A Ditadura militar foi-se transformando, ou mais concretamente, foi-se definindo ao longo destes sete anos, essencialmente com um crescente predomínio da figura do Ministro das Finanças António de Oliveira Salazar, e já então Presidente do Conselho de Ministros.
Apesar de a opção de direita já estar definitivamente desenhada, havia diferentes opções de via política, onde o Movimento Nacional-Sindicalista de Rolão Preto queria impor uma via fascista de modelo italiano, enquanto que a União Nacional impunha uma via mais nacionalista de brandos-costumes salazaristas.
Para melhor conhecimento dos pensamentos do "timoneiro" do regime, em Fevereiro é publicado o livro "Salazar, o Homem e a Obra", uma compilação das entrevistas realizadas por António Ferro, com prefácio do próprio Salazar (uma tiragem de 125.000 exemplares).
Neste ano de 1933 termina esse período de transição com a promulgação da nova Constituição Política da República Portuguesa (a 11 de Abril), fundando-se desta forma o novo regime, o Estado Novo.
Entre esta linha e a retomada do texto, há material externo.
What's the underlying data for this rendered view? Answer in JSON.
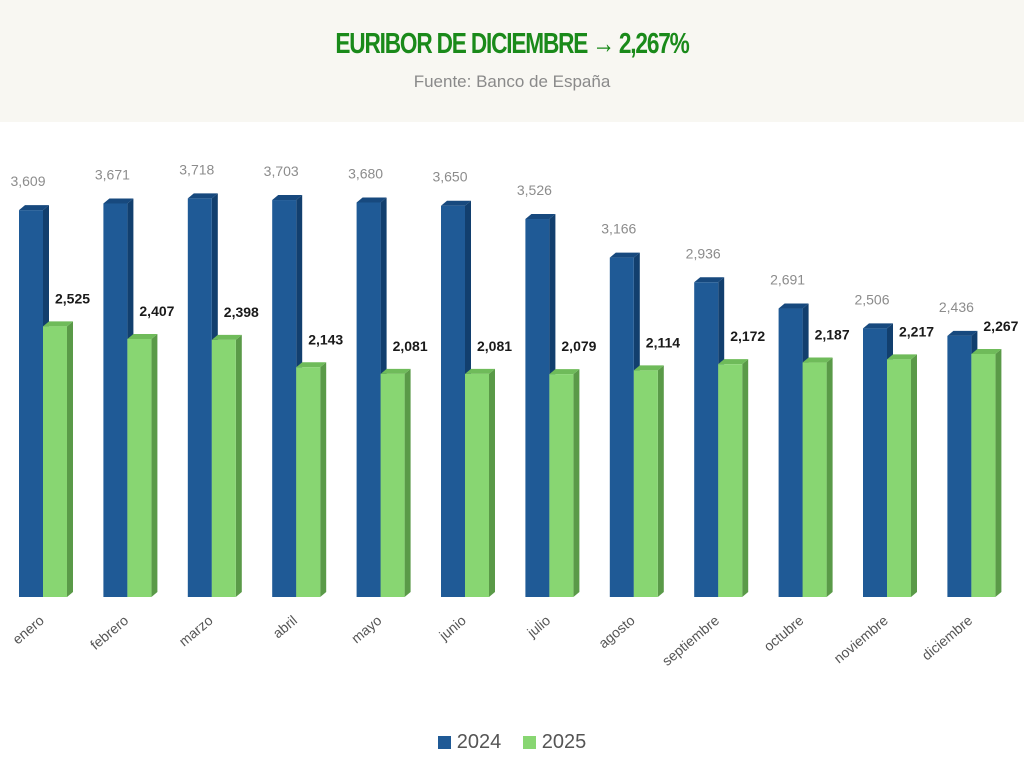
{
  "header": {
    "title": "EURIBOR DE DICIEMBRE → 2,267%",
    "subtitle": "Fuente: Banco de España"
  },
  "chart_data": {
    "type": "bar",
    "title": "EURIBOR DE DICIEMBRE → 2,267%",
    "subtitle": "Fuente: Banco de España",
    "categories": [
      "enero",
      "febrero",
      "marzo",
      "abril",
      "mayo",
      "junio",
      "julio",
      "agosto",
      "septiembre",
      "octubre",
      "noviembre",
      "diciembre"
    ],
    "series": [
      {
        "name": "2024",
        "color": "#1f5a96",
        "values": [
          3.609,
          3.671,
          3.718,
          3.703,
          3.68,
          3.65,
          3.526,
          3.166,
          2.936,
          2.691,
          2.506,
          2.436
        ],
        "labels": [
          "3,609",
          "3,671",
          "3,718",
          "3,703",
          "3,680",
          "3,650",
          "3,526",
          "3,166",
          "2,936",
          "2,691",
          "2,506",
          "2,436"
        ]
      },
      {
        "name": "2025",
        "color": "#88d672",
        "values": [
          2.525,
          2.407,
          2.398,
          2.143,
          2.081,
          2.081,
          2.079,
          2.114,
          2.172,
          2.187,
          2.217,
          2.267
        ],
        "labels": [
          "2,525",
          "2,407",
          "2,398",
          "2,143",
          "2,081",
          "2,081",
          "2,079",
          "2,114",
          "2,172",
          "2,187",
          "2,217",
          "2,267"
        ]
      }
    ],
    "xlabel": "",
    "ylabel": "",
    "ylim": [
      0,
      4
    ],
    "grid": false,
    "legend": "bottom"
  }
}
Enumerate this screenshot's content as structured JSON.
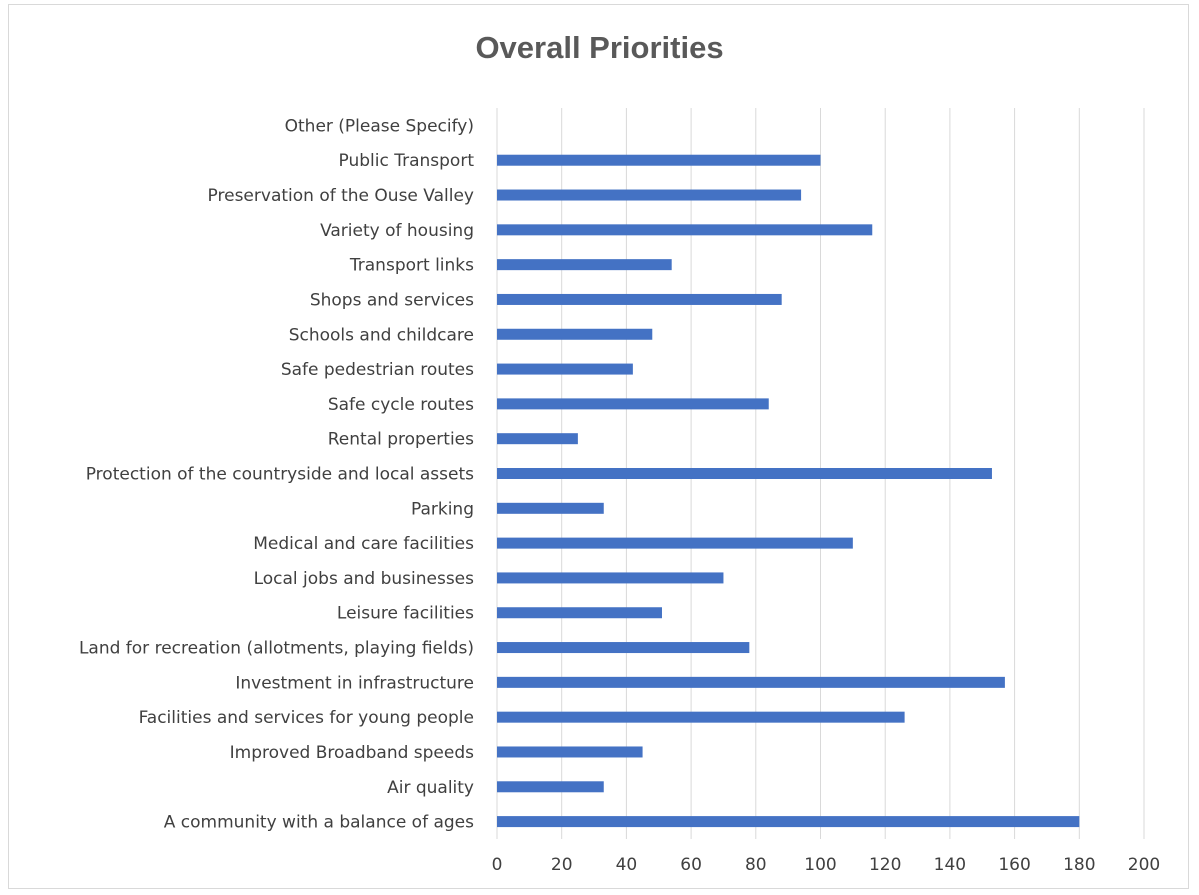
{
  "chart_data": {
    "type": "bar",
    "orientation": "horizontal",
    "title": "Overall Priorities",
    "xlabel": "",
    "ylabel": "",
    "xlim": [
      0,
      200
    ],
    "ticks": [
      "0",
      "20",
      "40",
      "60",
      "80",
      "100",
      "120",
      "140",
      "160",
      "180",
      "200"
    ],
    "grid": true,
    "bar_color": "#4472c4",
    "categories": [
      "A community with a balance of ages",
      "Air quality",
      "Improved Broadband speeds",
      "Facilities and services for young people",
      "Investment in infrastructure",
      "Land for recreation (allotments, playing fields)",
      "Leisure facilities",
      "Local jobs and businesses",
      "Medical and care facilities",
      "Parking",
      "Protection of the countryside and local assets",
      "Rental properties",
      "Safe cycle routes",
      "Safe pedestrian routes",
      "Schools and childcare",
      "Shops and services",
      "Transport links",
      "Variety of housing",
      "Preservation of the Ouse Valley",
      "Public Transport",
      "Other (Please Specify)"
    ],
    "values": [
      180,
      33,
      45,
      126,
      157,
      78,
      51,
      70,
      110,
      33,
      153,
      25,
      84,
      42,
      48,
      88,
      54,
      116,
      94,
      100,
      0
    ]
  }
}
Neste documento ficava instituído o sistema jurídico-institucional do «corporativismo português».
Se para a historia do país esta é uma data charneira, num caminho que mergulhará o país num dos seus períodos mais negros no âmbito sociológico e cultural, para a História da Caricatura é apenas mais um passo para a degradação de um género artístico. Um género onde a liberdade de expressão, onde o triunfo do espírito é fundamental, dificilmente sobreviverá incólume à tacanhez dos espíritos policiais que desde então tentam dominar o espírito de um povo.